The Daily Mail, UK with a story on the concrete block like package of catalogs Restoration Hardware delivered to our homes.

Recipients of Restoration Hardware magazine were left flabbergasted when they received the latest issue, which tipped the scales at a whopping 17lbs.

While some complained about the ecological wastefulness of the gargantuan volume, others saw the humor in the situation and took to Twitter to share their inventive uses of it – as a stool, an ottoman and even a weight for doing arm exercises. …

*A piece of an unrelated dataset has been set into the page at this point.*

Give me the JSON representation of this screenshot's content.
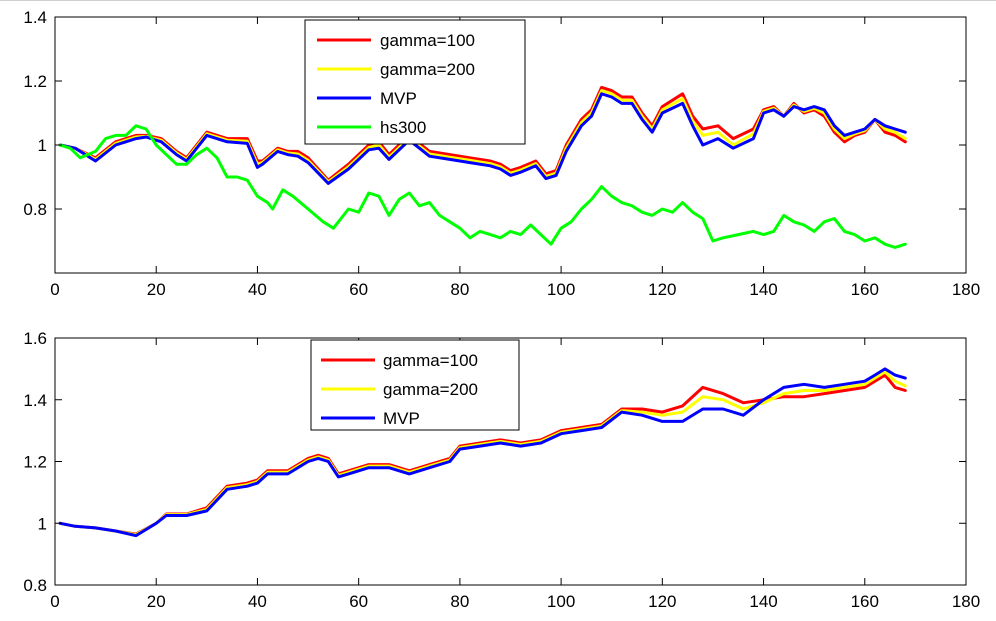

… In one Instagram shot, a young boy stands on the catalog, which consists of 13 ‘sourcebooks’ with more than 3,300 pages altogether.

He uses it like a step stool to reach the kitchen sink. ‘I knew I would find a use for these!!!!’ reads the caption. …

 

 

Late night from Andrew Malcolm.

Conan: Hillary Clinton said she and her husband Bill were dead broke when they left the White House. Hillary said things were so bad the two of them had to share a bedroom.

Conan: President George H.W. Bush celebrated his 90th birthday skydiving. So if you include Obama, there were two presidents in free-fall today.

Meyers: Obama surprises tourists by walking to Starbucks near the White House. Even more surprising, he traded five Taliban members for one grande soy latte.